= Transitional Military Council (2019) =

Four-month Sudanese military junta after President Omar al-Bashir's overthrow

The Transitional Military Council (TMC) was the military junta governing Sudan that was established on 11 April 2019, after the 2019 Sudanese coup d'état that took place during the Sudanese Revolution, and was formally headed by Abdel Fattah al-Burhan, Inspector of the Sudanese Armed Forces, after Ahmed Awad Ibn Auf resigned as leader one day following the coup.

The TMC and the Forces of Freedom and Change alliance (FFC) signed a political agreement on 17 July. On 4 August, a constitutional declaration, which followed up on the 17 July agreement, was completed. The agreements provided for the transfer of power to a new body known as the Sovereignty Council and to other transitional state bodies.

==Structure and members==
Lieutenant General Mohamed Hamdan Dagalo ("Hemetti") was formally the deputy leader but seen as the de facto real leader.

On 21 August 2019, the Sovereignty Council was established, officially dissolving the TMC and transferring power to the new council.

==Leadership==
Hemetti, formally the deputy leader of the Council, is the commander of the Rapid Support Forces, and as such, is seen by The Washington Post as holding more real power in the Council than al-Burhan. The RSF is the immediate successor organisation to the Janjaweed militia.

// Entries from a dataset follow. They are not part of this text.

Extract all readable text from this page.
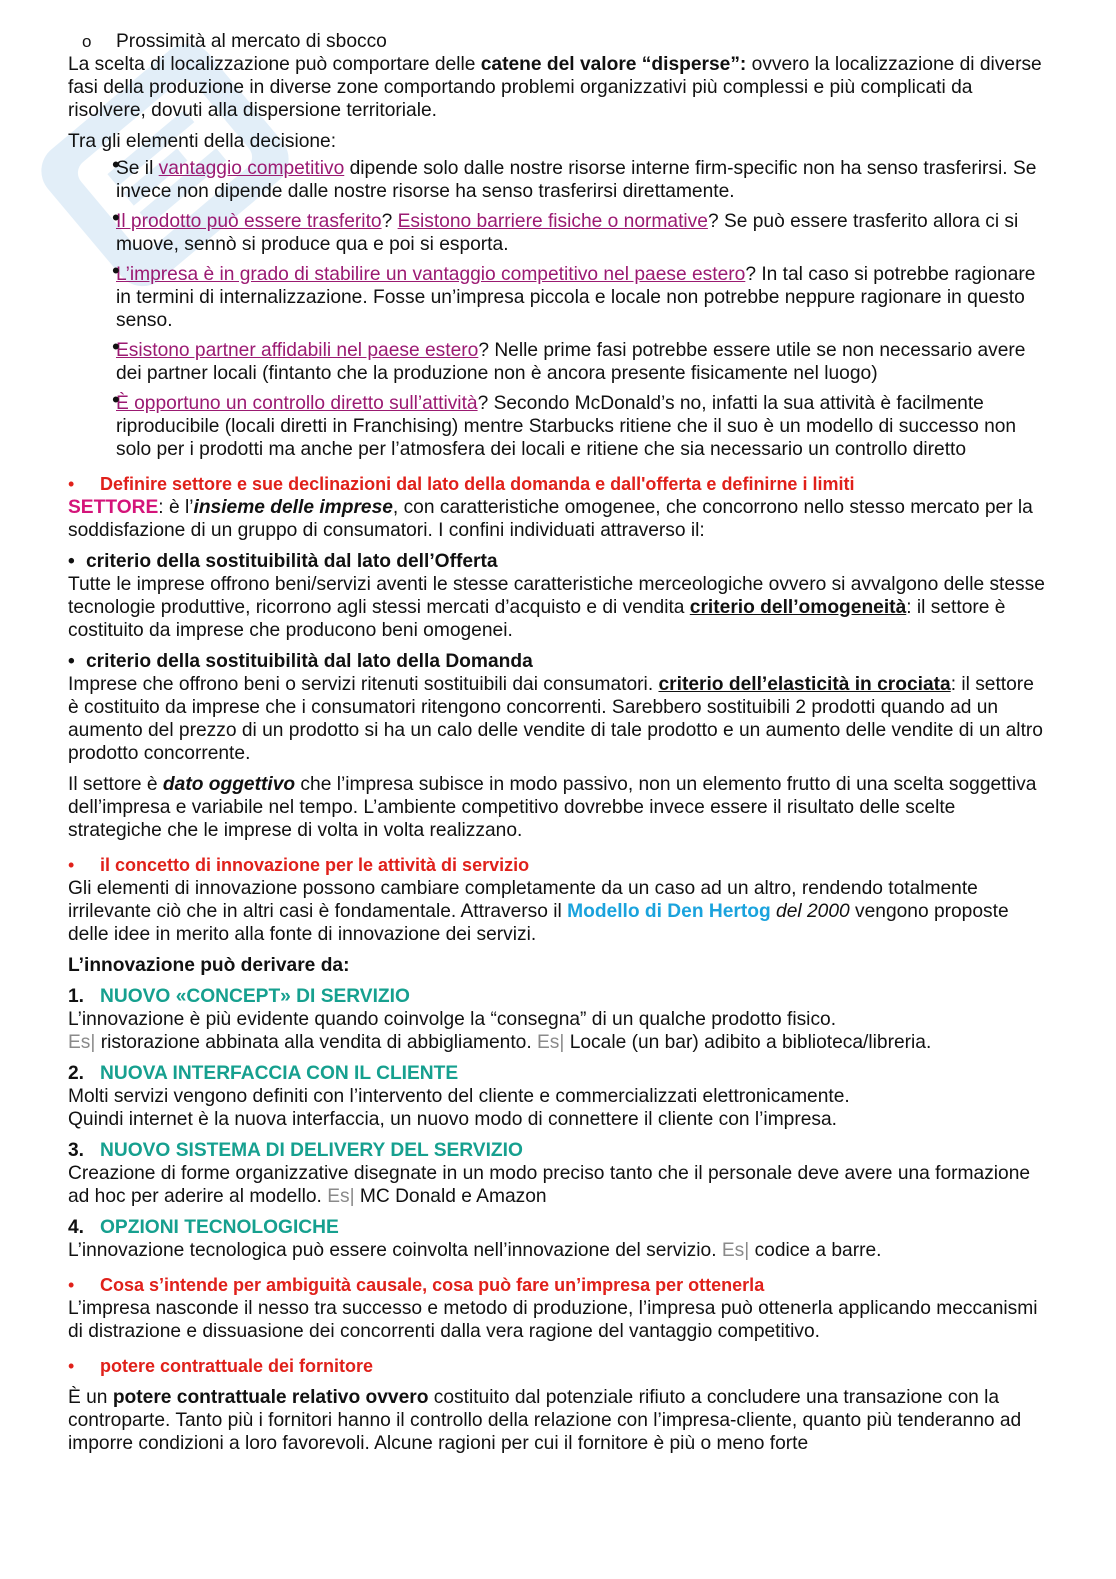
o Prossimità al mercato di sbocco

La scelta di localizzazione può comportare delle catene del valore “disperse”: ovvero la localizzazione di diverse fasi della produzione in diverse zone comportando problemi organizzativi più complessi e più complicati da risolvere, dovuti alla dispersione territoriale.

Tra gli elementi della decisione:

• Se il vantaggio competitivo dipende solo dalle nostre risorse interne firm-specific non ha senso trasferirsi. Se invece non dipende dalle nostre risorse ha senso trasferirsi direttamente.
• Il prodotto può essere trasferito? Esistono barriere fisiche o normative? Se può essere trasferito allora ci si muove, sennò si produce qua e poi si esporta.
• L’impresa è in grado di stabilire un vantaggio competitivo nel paese estero? In tal caso si potrebbe ragionare in termini di internalizzazione. Fosse un’impresa piccola e locale non potrebbe neppure ragionare in questo senso.
• Esistono partner affidabili nel paese estero? Nelle prime fasi potrebbe essere utile se non necessario avere dei partner locali (fintanto che la produzione non è ancora presente fisicamente nel luogo)
• È opportuno un controllo diretto sull’attività? Secondo McDonald’s no, infatti la sua attività è facilmente riproducibile (locali diretti in Franchising) mentre Starbucks ritiene che il suo è un modello di successo non solo per i prodotti ma anche per l’atmosfera dei locali e ritiene che sia necessario un controllo diretto

• Definire settore e sue declinazioni dal lato della domanda e dall'offerta e definirne i limiti

SETTORE: è l’insieme delle imprese, con caratteristiche omogenee, che concorrono nello stesso mercato per la soddisfazione di un gruppo di consumatori. I confini individuati attraverso il:

• criterio della sostituibilità dal lato dell’Offerta

Tutte le imprese offrono beni/servizi aventi le stesse caratteristiche merceologiche ovvero si avvalgono delle stesse tecnologie produttive, ricorrono agli stessi mercati d’acquisto e di vendita criterio dell’omogeneità: il settore è costituito da imprese che producono beni omogenei.

• criterio della sostituibilità dal lato della Domanda

Imprese che offrono beni o servizi ritenuti sostituibili dai consumatori. criterio dell’elasticità in crociata: il settore è costituito da imprese che i consumatori ritengono concorrenti. Sarebbero sostituibili 2 prodotti quando ad un aumento del prezzo di un prodotto si ha un calo delle vendite di tale prodotto e un aumento delle vendite di un altro prodotto concorrente.

Il settore è dato oggettivo che l’impresa subisce in modo passivo, non un elemento frutto di una scelta soggettiva dell’impresa e variabile nel tempo. L’ambiente competitivo dovrebbe invece essere il risultato delle scelte strategiche che le imprese di volta in volta realizzano.

• il concetto di innovazione per le attività di servizio

Gli elementi di innovazione possono cambiare completamente da un caso ad un altro, rendendo totalmente irrilevante ciò che in altri casi è fondamentale. Attraverso il Modello di Den Hertog del 2000 vengono proposte delle idee in merito alla fonte di innovazione dei servizi.

L’innovazione può derivare da:

1. NUOVO «CONCEPT» DI SERVIZIO

L’innovazione è più evidente quando coinvolge la “consegna” di un qualche prodotto fisico.
Es| ristorazione abbinata alla vendita di abbigliamento. Es| Locale (un bar) adibito a biblioteca/libreria.

2. NUOVA INTERFACCIA CON IL CLIENTE

Molti servizi vengono definiti con l’intervento del cliente e commercializzati elettronicamente.
Quindi internet è la nuova interfaccia, un nuovo modo di connettere il cliente con l’impresa.

3. NUOVO SISTEMA DI DELIVERY DEL SERVIZIO

Creazione di forme organizzative disegnate in un modo preciso tanto che il personale deve avere una formazione ad hoc per aderire al modello. Es| MC Donald e Amazon

4. OPZIONI TECNOLOGICHE

L’innovazione tecnologica può essere coinvolta nell’innovazione del servizio. Es| codice a barre.

• Cosa s’intende per ambiguità causale, cosa può fare un’impresa per ottenerla

L’impresa nasconde il nesso tra successo e metodo di produzione, l’impresa può ottenerla applicando meccanismi di distrazione e dissuasione dei concorrenti dalla vera ragione del vantaggio competitivo.

• potere contrattuale dei fornitore

È un potere contrattuale relativo ovvero costituito dal potenziale rifiuto a concludere una transazione con la controparte. Tanto più i fornitori hanno il controllo della relazione con l’impresa-cliente, quanto più tenderanno ad imporre condizioni a loro favorevoli. Alcune ragioni per cui il fornitore è più o meno forte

The Council's media spokesman is Major General Shams Ad-din Shanto. Some of the Council's other known members were General Galaledin Alsheikh, a former deputy director of security, Lieutenant General Al-Tayeb Babakr Ali Fadeel, who led the public order police, and Lieutenant General Omar Zain al-Abidin served as the leader of the junta's "political committee." All three tendered their resignations on 24 April. General Gamal Omar of the TMC commented publicly on the 30 June 2019 mass demonstrations, attributing the responsibility for ten deaths to the protest organisers.

==3 June 2019 Khartoum massacre==

On 3 June 2019, the TMC's security forces, including the Rapid Support Forces (RSF) led by TMC deputy leader Hemeti, killed about 100 civilians and injured hundreds of others in the Khartoum massacre. The Sudanese Professionals Association (SPA) described the TMC leaders as being "deep to their knees in the blood of the innocent in Darfur, Nuba Mountains and Blue Nile, in addition to Khartoum and other cities and towns" and organised a 3-day general strike.

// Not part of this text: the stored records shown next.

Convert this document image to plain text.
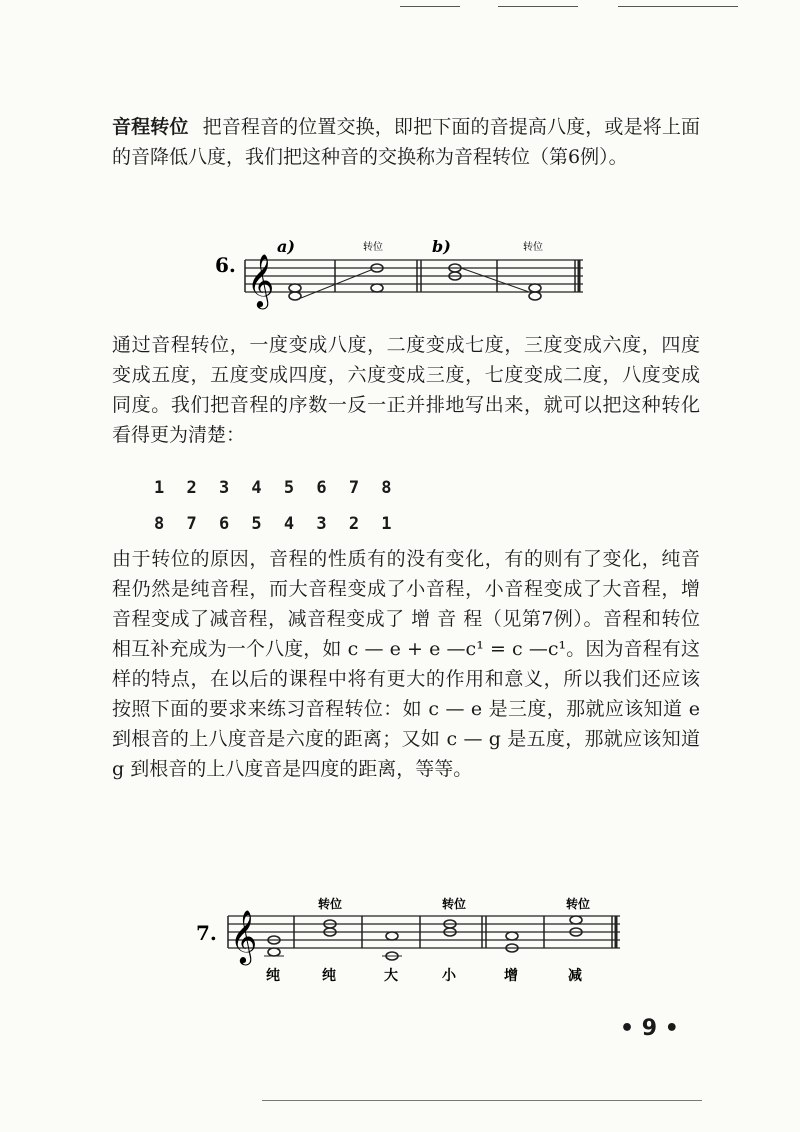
音程转位 把音程音的位置交换，即把下面的音提高八度，或是将上面的音降低八度，我们把这种音的交换称为音程转位（第6例）。

6.
a)	b)
转位	转位
𝄞

通过音程转位，一度变成八度，二度变成七度，三度变成六度，四度变成五度，五度变成四度，六度变成三度，七度变成二度，八度变成同度。我们把音程的序数一反一正并排地写出来，就可以把这种转化看得更为清楚：

1 2 3 4 5 6 7 8
8 7 6 5 4 3 2 1

由于转位的原因，音程的性质有的没有变化，有的则有了变化，纯音程仍然是纯音程，而大音程变成了小音程，小音程变成了大音程，增音程变成了减音程，减音程变成了 增 音 程（见第7例）。音程和转位相互补充成为一个八度，如 c — e + e —c¹ = c —c¹。因为音程有这样的特点，在以后的课程中将有更大的作用和意义，所以我们还应该按照下面的要求来练习音程转位：如 c — e 是三度，那就应该知道 e 到根音的上八度音是六度的距离；又如 c — g 是五度，那就应该知道 g 到根音的上八度音是四度的距离，等等。

7.
转位	转位	转位
𝄞
纯	纯	大	小	增	减
• 9 •
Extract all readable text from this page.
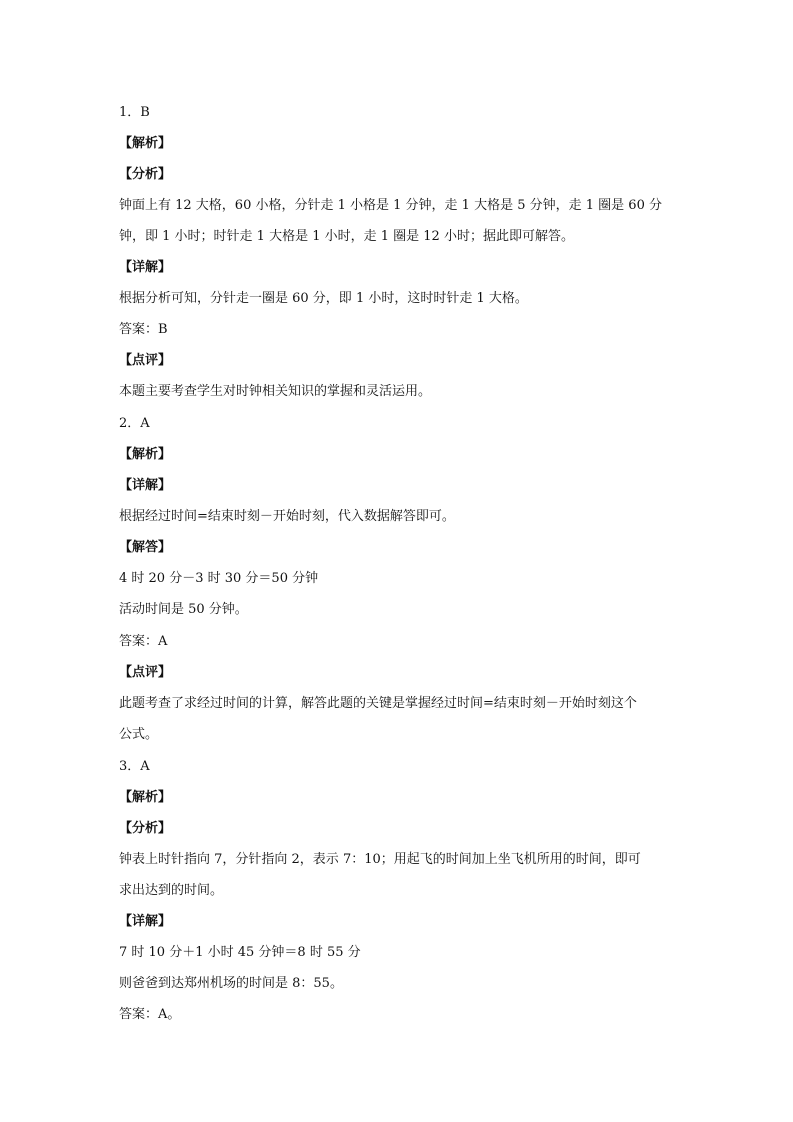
1．B
【解析】
【分析】
钟面上有 12 大格，60 小格，分针走 1 小格是 1 分钟，走 1 大格是 5 分钟，走 1 圈是 60 分
钟，即 1 小时；时针走 1 大格是 1 小时，走 1 圈是 12 小时；据此即可解答。
【详解】
根据分析可知，分针走一圈是 60 分，即 1 小时，这时时针走 1 大格。
答案：B
【点评】
本题主要考查学生对时钟相关知识的掌握和灵活运用。
2．A
【解析】
【详解】
根据经过时间=结束时刻－开始时刻，代入数据解答即可。
【解答】
4 时 20 分－3 时 30 分＝50 分钟
活动时间是 50 分钟。
答案：A
【点评】
此题考查了求经过时间的计算，解答此题的关键是掌握经过时间=结束时刻－开始时刻这个
公式。
3．A
【解析】
【分析】
钟表上时针指向 7，分针指向 2，表示 7：10；用起飞的时间加上坐飞机所用的时间，即可
求出达到的时间。
【详解】
7 时 10 分＋1 小时 45 分钟＝8 时 55 分
则爸爸到达郑州机场的时间是 8：55。
答案：A。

==Negotiations and power transfer==
===April–June negotiations with civil society===
Major General Shanto, in a press conference on 14 April, stated that the Council was inviting the opposition and protestors to name a civilian government (except for the Ministries of Defense and Interior) and a prime minister to lead it, which the junta would then "implement".

On 12 June, the Forces of Freedom and Change (FFC) alliance prepared a list of eight civilian members for a 15-member transitional governmental council to replace the TMC, including three women, in addition to Abdalla Hamdok, who was Deputy Executive Secretary of the United Nations Economic Commission for Africa from 2011 to October 2018, as prime minister.

==Planned power transfer to Sovereignty Council==

On 5 July 2019, the TMC and the FFC agreed on a Sudanese transition to democracy deal, including an 11-member sovereign council with five military members, five civilian members, and one civilian chosen by consensus; a civilian cabinet; a legislative council; an investigation into the Khartoum massacre and related events; and a legal team to formalise the plan. The new Sovereignty Council would be led by a military person for 21 months and by a civilian for 18 months. On 7 July, al-Burhan, head of the TMC, stated on television that in the context of the transition deal, the TMC would be dissolved.

On 4 August, the TMC, represented by Hemetti, and the FFC, represented by Ahmed Rabee, signed the Draft Constitutional Declaration, which states 70 legal articles defining the transfer of power from the TMC to the Sovereignty Council and other transitional state bodies. The signing of the Draft Constitutional Declaration received wide international attention.

==Attempted anti-TMC coups d'état==
The TMC claimed several times during 2019 that a coup d'état attempt had been foiled and that those responsible had been arrested.

As of 25 July 2019, the TMC had not named the alleged coup plotters of the first four coup attempts.

On 12 July, Gamal Omar of the TMC reported the fourth coup attempt, stating that twelve army and General Intelligence Service (GIS) officers had attempted a coup d'état against the TMC, without naming the alleged conspirators.

On 25 July, the TMC stated that a combined military-Islamist coup attempt had occurred. The TMC stated that it had arrested the head of the Joint Chiefs of Staff, Lieutenant-General Hashim Abdel Muttalab Ahmed; Major-General Nasr al-Din Abdel Fattah; former Foreign Minister, Ali Ahmed Karti; the commander of the Central District, Major-General Bahar Ahmed; former Minister of Minerals, Kamal Abdel Latif; and Secretary-General of "the Islamic Movement", Zubair Ahmed al-Hassan.